Failure to Provide Written Notice Prior to Resident Room Change
Penalty
Summary
A deficiency occurred when a resident with severe cognitive impairment and multiple complex medical diagnoses, including cerebral infarction with left hemiplegia, aphasia, ischemic cardiomyopathy, obesity, congestive heart failure, and chronic kidney disease, was moved to a different room without receiving written notification prior to the change. The resident, who was dependent on staff for all activities of daily living and received nutrition via tube feeding, was moved in April 2025 as part of a facility effort to consolidate beds. The medical record review confirmed there was no evidence of written notification provided to the resident or their representative before the room change. Interviews with staff revealed that the resident was unhappy with the new room assignment, particularly because the new bed placement did not allow the resident to look out the window as before. Admissions staff confirmed that neither the resident nor their representative was shown the new room or given written notice prior to the move, and acknowledged that the facility did not provide written notice for room changes. Review of the facility's policy indicated that notification is required for changes such as room or roommate changes, but this procedure was not followed in this instance.

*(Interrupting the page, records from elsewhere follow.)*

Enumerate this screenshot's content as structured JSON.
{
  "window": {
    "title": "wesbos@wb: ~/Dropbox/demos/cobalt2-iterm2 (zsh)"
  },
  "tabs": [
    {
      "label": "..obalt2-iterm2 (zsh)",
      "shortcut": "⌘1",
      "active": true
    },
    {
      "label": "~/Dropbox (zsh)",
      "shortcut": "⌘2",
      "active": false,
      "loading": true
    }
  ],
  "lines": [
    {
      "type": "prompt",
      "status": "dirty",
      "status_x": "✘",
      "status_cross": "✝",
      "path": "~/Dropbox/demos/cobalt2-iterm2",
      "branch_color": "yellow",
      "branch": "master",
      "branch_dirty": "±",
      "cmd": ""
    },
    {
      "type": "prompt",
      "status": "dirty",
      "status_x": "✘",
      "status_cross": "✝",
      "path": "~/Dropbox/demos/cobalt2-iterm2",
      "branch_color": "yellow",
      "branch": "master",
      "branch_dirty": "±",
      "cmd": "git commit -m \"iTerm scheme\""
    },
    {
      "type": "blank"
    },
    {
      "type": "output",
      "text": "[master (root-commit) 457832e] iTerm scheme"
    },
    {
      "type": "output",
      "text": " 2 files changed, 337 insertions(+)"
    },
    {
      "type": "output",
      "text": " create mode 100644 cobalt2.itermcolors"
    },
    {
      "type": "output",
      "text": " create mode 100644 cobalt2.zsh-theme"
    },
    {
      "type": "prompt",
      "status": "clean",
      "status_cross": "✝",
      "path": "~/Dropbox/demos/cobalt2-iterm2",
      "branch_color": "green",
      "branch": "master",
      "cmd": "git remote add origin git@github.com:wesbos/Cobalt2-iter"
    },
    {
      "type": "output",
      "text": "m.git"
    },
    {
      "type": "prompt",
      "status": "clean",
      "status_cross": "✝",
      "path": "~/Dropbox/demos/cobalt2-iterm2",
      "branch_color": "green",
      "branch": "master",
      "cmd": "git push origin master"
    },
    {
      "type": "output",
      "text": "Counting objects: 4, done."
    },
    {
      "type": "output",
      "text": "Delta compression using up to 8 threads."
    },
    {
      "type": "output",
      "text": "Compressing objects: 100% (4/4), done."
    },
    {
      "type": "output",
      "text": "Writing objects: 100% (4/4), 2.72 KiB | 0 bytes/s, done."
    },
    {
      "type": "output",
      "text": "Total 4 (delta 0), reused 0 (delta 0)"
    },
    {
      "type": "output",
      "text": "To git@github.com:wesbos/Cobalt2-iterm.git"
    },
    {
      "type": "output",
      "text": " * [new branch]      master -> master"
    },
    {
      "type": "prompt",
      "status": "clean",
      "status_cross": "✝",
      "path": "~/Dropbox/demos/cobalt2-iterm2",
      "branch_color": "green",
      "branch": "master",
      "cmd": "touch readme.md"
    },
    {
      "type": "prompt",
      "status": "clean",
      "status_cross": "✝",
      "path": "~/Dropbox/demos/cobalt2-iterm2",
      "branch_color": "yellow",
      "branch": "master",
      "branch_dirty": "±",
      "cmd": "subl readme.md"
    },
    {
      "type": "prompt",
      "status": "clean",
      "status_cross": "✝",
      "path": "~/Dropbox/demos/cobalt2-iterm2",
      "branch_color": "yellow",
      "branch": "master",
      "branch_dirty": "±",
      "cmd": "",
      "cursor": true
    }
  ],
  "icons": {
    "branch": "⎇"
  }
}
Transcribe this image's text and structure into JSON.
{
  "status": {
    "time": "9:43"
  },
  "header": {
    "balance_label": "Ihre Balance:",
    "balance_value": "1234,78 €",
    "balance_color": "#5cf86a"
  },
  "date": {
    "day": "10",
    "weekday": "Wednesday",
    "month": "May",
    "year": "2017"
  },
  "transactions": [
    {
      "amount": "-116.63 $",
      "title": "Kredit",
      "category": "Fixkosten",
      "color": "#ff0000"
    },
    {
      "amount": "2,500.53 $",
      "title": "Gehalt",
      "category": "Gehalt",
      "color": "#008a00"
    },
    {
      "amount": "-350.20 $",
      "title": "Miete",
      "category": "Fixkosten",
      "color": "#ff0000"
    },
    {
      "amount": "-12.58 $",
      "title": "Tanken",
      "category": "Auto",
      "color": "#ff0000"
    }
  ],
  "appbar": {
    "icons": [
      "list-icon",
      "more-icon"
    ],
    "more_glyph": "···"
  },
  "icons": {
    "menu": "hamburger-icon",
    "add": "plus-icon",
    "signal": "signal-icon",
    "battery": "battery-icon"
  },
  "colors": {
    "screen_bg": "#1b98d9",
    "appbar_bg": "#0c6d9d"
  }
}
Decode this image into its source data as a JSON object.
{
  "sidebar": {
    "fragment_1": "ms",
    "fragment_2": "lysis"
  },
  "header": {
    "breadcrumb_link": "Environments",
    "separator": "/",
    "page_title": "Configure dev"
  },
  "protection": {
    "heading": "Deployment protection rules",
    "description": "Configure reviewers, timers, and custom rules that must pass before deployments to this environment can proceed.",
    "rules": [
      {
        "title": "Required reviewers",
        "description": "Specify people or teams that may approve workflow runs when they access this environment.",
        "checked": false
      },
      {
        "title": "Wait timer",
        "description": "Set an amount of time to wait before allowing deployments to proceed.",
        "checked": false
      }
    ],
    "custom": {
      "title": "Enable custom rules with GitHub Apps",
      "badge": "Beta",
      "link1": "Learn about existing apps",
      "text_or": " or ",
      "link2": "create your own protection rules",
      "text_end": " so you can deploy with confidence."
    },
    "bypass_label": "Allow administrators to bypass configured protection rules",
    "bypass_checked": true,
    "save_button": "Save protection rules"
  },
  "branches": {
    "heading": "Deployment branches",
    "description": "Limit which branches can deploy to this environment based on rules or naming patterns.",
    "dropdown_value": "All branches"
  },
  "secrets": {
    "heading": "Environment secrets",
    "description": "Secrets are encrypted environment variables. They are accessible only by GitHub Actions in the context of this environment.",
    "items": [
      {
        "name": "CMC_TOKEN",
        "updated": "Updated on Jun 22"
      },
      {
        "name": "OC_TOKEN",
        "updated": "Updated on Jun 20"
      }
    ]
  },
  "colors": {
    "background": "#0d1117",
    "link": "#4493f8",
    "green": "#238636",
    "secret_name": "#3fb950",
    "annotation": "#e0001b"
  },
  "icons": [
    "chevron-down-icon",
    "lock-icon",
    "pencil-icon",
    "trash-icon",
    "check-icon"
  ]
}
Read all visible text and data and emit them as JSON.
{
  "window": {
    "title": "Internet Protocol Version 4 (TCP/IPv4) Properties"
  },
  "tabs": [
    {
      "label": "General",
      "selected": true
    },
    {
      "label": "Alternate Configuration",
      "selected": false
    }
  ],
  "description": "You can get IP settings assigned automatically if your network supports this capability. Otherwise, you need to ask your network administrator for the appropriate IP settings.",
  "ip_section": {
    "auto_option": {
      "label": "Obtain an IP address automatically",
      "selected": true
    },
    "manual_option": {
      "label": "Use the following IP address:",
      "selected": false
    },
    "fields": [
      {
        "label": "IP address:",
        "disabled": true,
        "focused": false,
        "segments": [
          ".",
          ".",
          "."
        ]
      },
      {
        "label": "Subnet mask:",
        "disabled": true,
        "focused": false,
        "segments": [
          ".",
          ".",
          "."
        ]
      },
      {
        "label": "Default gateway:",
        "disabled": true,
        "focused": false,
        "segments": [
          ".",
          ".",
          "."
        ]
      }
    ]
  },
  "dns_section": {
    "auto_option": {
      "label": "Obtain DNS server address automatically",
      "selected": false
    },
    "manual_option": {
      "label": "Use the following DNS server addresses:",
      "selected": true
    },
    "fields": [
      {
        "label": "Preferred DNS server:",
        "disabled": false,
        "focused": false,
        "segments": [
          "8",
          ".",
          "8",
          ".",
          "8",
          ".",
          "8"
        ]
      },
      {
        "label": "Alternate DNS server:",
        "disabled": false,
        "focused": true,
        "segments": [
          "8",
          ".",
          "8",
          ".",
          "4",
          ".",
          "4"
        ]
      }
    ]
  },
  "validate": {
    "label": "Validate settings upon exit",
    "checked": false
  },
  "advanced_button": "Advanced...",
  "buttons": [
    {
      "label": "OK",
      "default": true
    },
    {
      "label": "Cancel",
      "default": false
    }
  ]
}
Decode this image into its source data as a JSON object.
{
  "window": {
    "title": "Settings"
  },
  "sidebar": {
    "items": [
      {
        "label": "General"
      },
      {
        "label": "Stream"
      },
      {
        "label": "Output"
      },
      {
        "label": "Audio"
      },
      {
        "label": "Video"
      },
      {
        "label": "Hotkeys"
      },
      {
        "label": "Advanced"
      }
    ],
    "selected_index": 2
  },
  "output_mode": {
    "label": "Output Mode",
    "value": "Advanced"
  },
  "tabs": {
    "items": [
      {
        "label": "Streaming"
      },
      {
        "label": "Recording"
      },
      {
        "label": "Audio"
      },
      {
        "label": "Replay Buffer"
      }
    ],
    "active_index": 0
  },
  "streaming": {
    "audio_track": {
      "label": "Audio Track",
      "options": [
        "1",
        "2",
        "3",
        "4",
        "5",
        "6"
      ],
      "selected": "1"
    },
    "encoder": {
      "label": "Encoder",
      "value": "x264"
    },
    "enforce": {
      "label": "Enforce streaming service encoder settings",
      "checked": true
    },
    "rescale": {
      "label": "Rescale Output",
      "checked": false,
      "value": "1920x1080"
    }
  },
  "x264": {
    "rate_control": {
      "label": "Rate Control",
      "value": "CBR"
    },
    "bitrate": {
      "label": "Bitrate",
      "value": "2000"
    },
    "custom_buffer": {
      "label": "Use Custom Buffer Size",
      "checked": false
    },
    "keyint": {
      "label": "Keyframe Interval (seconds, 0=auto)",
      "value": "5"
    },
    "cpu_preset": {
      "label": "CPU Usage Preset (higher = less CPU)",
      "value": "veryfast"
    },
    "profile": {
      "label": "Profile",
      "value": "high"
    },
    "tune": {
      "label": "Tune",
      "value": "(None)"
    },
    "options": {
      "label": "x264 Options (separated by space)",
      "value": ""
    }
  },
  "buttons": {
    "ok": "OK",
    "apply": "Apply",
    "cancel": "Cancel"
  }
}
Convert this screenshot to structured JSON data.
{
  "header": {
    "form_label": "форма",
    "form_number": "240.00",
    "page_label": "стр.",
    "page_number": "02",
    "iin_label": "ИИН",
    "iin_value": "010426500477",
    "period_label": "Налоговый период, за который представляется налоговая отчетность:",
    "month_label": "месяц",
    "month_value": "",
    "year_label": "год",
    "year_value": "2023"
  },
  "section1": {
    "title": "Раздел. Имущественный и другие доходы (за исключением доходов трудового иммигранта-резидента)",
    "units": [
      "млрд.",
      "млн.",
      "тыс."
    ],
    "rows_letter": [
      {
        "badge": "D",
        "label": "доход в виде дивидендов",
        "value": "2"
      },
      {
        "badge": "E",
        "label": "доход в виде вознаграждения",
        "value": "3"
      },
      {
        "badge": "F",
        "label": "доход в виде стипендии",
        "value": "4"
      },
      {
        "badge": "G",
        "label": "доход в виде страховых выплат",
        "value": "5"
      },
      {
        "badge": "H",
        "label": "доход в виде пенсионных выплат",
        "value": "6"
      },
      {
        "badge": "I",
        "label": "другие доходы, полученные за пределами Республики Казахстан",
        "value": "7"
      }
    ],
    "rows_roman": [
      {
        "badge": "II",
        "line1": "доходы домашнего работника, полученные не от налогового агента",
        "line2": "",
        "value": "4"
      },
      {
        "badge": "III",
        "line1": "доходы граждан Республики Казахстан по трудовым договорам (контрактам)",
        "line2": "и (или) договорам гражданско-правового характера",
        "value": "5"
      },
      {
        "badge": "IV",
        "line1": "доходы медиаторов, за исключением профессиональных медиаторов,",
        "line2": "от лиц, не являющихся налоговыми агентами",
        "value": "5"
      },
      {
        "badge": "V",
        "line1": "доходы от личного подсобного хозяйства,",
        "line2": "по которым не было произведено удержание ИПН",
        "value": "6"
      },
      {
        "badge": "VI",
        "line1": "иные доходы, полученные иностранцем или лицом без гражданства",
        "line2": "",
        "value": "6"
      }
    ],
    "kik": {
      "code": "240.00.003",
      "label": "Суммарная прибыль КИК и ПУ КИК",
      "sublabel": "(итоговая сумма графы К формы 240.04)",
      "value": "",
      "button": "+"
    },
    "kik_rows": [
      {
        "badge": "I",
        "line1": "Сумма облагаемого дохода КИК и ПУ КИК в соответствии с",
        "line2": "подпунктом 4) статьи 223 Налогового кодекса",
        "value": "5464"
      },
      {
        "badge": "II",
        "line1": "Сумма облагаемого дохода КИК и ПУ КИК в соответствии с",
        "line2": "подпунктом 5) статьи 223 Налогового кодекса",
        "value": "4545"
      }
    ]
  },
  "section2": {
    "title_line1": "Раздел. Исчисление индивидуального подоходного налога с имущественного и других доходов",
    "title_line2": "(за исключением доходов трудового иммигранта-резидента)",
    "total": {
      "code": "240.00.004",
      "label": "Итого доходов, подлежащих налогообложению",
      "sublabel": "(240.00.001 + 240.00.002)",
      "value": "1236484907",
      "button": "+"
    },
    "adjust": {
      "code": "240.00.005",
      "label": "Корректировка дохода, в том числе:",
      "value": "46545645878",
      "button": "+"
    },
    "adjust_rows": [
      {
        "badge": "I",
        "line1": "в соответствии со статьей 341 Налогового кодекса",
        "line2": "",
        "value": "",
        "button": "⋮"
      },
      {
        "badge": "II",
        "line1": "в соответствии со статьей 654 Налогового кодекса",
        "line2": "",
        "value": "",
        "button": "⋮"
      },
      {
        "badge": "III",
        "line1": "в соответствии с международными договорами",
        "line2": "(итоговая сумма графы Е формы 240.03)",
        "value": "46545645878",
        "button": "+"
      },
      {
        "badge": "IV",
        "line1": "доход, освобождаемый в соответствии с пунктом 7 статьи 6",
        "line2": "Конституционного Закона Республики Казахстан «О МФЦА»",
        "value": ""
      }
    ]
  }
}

Failure to Provide Written Notification of Room Change
Penalty
Summary
A deficiency occurred when the facility failed to notify a resident and their representative in writing prior to a room change. Record review showed that the resident, who had diagnoses including acute respiratory failure with hypoxia, heart failure, type 2 diabetes, and an amputation of the right lower leg, was admitted to the facility and had impaired cognition. There was no evidence in the medical record, including scanned documents, progress notes, or assessments, of any notification regarding the room change. The resident was unable to recall being notified about the transfer and did not know the date of the move, although she expressed comfort and no concerns with her care. Staff interviews confirmed that there was no documentation of notification to the resident or her Power of Attorney (POA) about the room change. The Social Services Designee (SSD) stated that while the POA was contacted by phone and text regarding the room change, there was no record of these communications or any written agreement from the POA. Facility policy requires written notification and documentation of room changes, but this was not followed in this instance. The deficiency was identified during a complaint investigation and affected one resident out of three reviewed for room changes.